Abstract

The study evaluated a seminal effect on the ability to induce ovulation of a synthetic GnRH analogue, buserelin acetate, administered by vaginal mucosa in rabbit does. In a first experiment, 751 receptive nulliparous and multiparous non-lactating does were randomly assigned to groups of different seminal doses (6, 12, 24, 50, and 100 million total sperm in 0.5 mL). All seminal doses contained 5μg of buserelin acetate to induce ovulation by vaginal mucosa absorption. Two hundred and six does from 751 were laparoscopized at 12th days of gestation to evaluate ovulation induction, ovulation rate and implanted embryos, while pregnancy rate and total and live born were noted in all females.

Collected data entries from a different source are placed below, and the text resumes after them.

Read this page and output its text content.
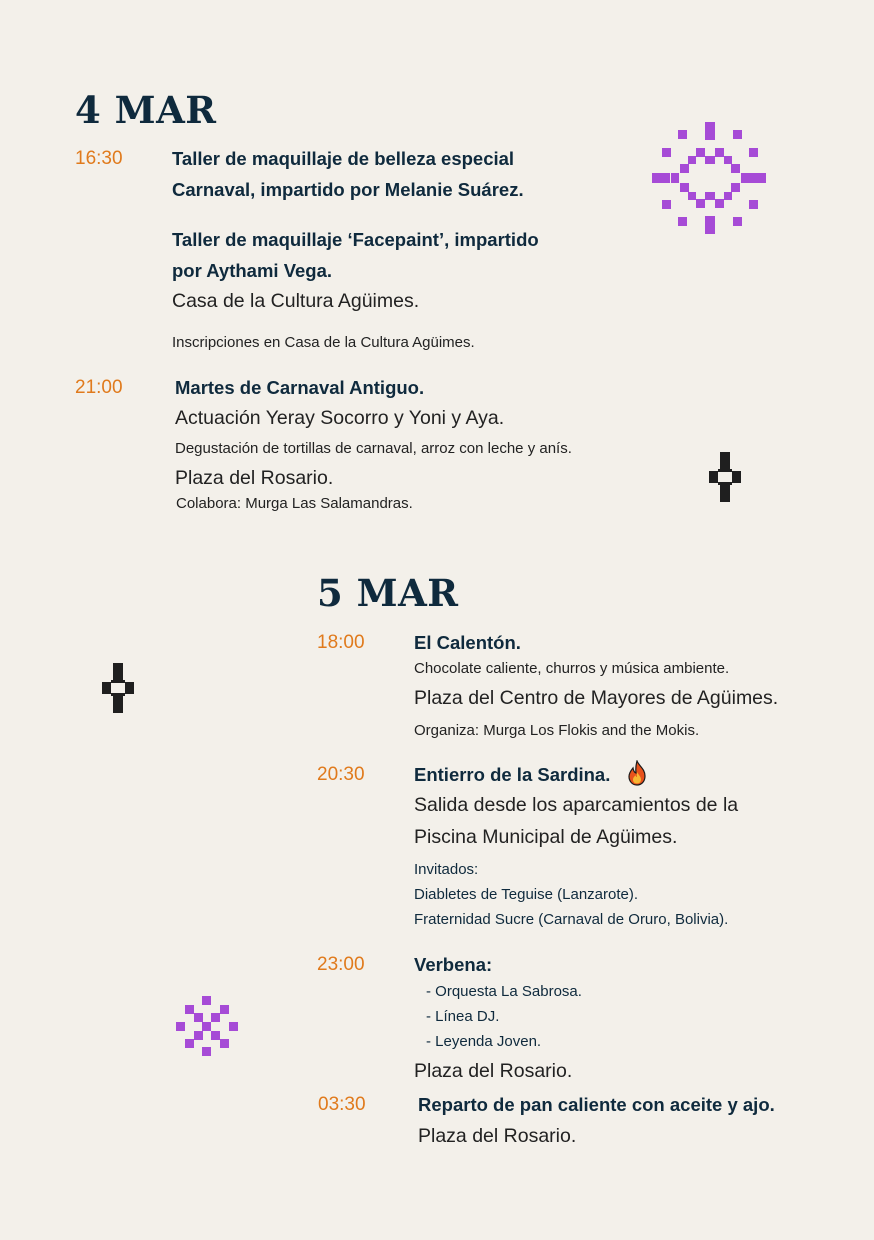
4 MAR
16:30	Taller de maquillaje de belleza especial
Carnaval, impartido por Melanie Suárez.
Taller de maquillaje ‘Facepaint’, impartido
por Aythami Vega.
Casa de la Cultura Agüimes.
Inscripciones en Casa de la Cultura Agüimes.
21:00	Martes de Carnaval Antiguo.
Actuación Yeray Socorro y Yoni y Aya.
Degustación de tortillas de carnaval, arroz con leche y anís.
Plaza del Rosario.
Colabora: Murga Las Salamandras.
5 MAR
18:00	El Calentón.
Chocolate caliente, churros y música ambiente.
Plaza del Centro de Mayores de Agüimes.
Organiza: Murga Los Flokis and the Mokis.
20:30	Entierro de la Sardina.
Salida desde los aparcamientos de la
Piscina Municipal de Agüimes.
Invitados:
Diabletes de Teguise (Lanzarote).
Fraternidad Sucre (Carnaval de Oruro, Bolivia).
23:00	Verbena:
- Orquesta La Sabrosa.
- Línea DJ.
- Leyenda Joven.
Plaza del Rosario.
03:30	Reparto de pan caliente con aceite y ajo.
Plaza del Rosario.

Results showed that the pregnancy rate was significantly affected by the seminal dose used (0.82 vs 0.72, 0.50, and 0.45, for 6, 24, 50, and 100 million of spermatozoa, respectively). Data from laparoscopized does showed significant differences between the group of 6 and 50 million sperm dose in the ovulation induction and consequently in the pregnancy rate (0.79 vs 0.52, 0.79 vs 0.48, respectively). Does from all groups had similar implanted embryos and litter sizes irrespective of seminal dose used. In a second experiment, inseminations were done without spermatozoa, 0.5 mL of two dilutions of seminal plasma (1/4 and 1/20) with 5μg of buserelin acetate were introduced into vagina from 71 receptive females and its results were compared to a control group (35 does) induced to ovulate with 1μg of buserelin acetate administered intramuscularly. Only 40% of females from 1/4 plasma dilution group became to ovulate. Consequently, the dilution rate of seminal plasma may reduce the availability rate of the GnRH analogue and the concentration needed to provoke the ovulation induction.